“覃峤烟。”老人开口了,北江口音,尾调微微上扬。
“我是覃正东,你的外公。”
覃峤烟靠在椅背里看着他,没有站起来,只是点了点头“我知道,坐下说吧!”
覃正东在她对面坐下来,手放在膝盖上,他坐得很直,腰背挺着,很有气势。
两人之间隔着一张宽大的办公桌,桌面上摊着报表和文件夹,白瓷瓶里的黄色香雪兰在中央空调的气流里微微颤了一下。
“我来找你,是因为覃家需要你。”覃正东没有兜圈子,“你妈妈离家之后,覃氏集团就剩我一个人在撑。我年纪大了,这两年身体越来越差,已经管不动了。”
“你是覃家唯一的血脉,你回来,覃氏给你。”
覃峤烟听完没有立刻回答。
她伸手拿了桌上的细黑烟盒,抽出一根叼在唇间,打火机“咔”一声点着了。
她吸了一口,烟雾从嘴角漏出来,在两人之间漫开一层薄薄的白色。
“你知道我在美国做什么吗?”
“我知道一部分,你是凯恩·麦克唐纳的女儿。”覃正东说“凯恩·麦克唐纳”这五个字的时候咬字有些重,“你父亲的名声,我在北江也听过一些。”
“那你就不怕我回去把覃氏改姓了麦克唐纳?”
覃正东看了她几秒。
他忽然笑了一下,脸上的皱纹挤成更深的沟壑“覃氏改不改姓,反正都是你覃峤烟的。我活不了几年了,你要改就改。”
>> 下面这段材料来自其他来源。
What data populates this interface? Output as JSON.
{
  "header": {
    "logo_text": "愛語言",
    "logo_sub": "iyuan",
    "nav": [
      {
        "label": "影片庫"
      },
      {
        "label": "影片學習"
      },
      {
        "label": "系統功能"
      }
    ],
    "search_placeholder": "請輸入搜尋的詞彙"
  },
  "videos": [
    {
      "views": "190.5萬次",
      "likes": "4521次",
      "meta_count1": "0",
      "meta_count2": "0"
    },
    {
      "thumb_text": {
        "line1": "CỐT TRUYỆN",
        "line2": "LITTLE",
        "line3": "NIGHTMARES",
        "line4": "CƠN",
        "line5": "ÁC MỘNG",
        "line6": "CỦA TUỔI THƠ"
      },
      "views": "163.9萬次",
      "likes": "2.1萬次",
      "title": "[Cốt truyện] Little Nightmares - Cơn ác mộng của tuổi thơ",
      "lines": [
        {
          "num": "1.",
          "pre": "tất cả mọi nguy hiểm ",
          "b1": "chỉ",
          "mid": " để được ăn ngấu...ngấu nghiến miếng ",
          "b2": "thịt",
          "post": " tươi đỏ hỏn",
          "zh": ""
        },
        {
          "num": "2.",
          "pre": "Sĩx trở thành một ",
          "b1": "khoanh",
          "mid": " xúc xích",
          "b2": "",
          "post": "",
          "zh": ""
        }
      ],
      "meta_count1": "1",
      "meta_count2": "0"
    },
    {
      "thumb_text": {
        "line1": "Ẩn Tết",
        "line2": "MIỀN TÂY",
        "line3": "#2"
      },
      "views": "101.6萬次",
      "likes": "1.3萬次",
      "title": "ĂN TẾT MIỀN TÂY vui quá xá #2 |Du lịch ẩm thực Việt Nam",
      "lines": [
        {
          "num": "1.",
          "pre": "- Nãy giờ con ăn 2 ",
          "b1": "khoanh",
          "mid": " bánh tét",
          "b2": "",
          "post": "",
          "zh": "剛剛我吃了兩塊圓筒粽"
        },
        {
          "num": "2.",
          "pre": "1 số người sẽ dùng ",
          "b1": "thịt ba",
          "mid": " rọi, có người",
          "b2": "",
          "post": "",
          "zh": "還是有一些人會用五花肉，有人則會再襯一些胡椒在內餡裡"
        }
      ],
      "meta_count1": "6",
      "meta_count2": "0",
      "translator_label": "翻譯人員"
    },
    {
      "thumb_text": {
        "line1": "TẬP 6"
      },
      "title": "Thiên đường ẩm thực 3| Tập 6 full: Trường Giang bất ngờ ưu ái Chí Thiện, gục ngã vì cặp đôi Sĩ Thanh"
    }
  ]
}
这个回答倒是让覃峤烟的眼尾动了一线。她把烟灰弹进烟灰缸里,没接话。
覃正东沉默了一会儿。
他的目光落在办公桌那瓶黄色香雪兰上停了一下,又移回来落在覃峤烟脸上。
老人在斟酌什么,那几秒的沉默里办公室只有空调的低鸣声。
“你妈妈——”老人开口了,声音放慢了一些,“你应该很久没见过她了吧?”
覃峤烟夹烟的手指没有动。她的表情也没有变“嗯。快二十年了。”
“你恨她吗?”
“恨。”
覃正东听到这个字的时候,覃峤烟看见他的眼皮微微跳了一下。
很细微,像一根弦被轻轻拨动后颤了颤。老人低下头看着自己搁在膝盖上的手背,那双布满老年斑的手交叠在一起,指节有些变形。
“她走的时候,你在北江。”
“是。”
“她把你丢下了。”
“是。”
“她走的那天是什么样?”
覃峤烟把烟送到唇边又吸了一口。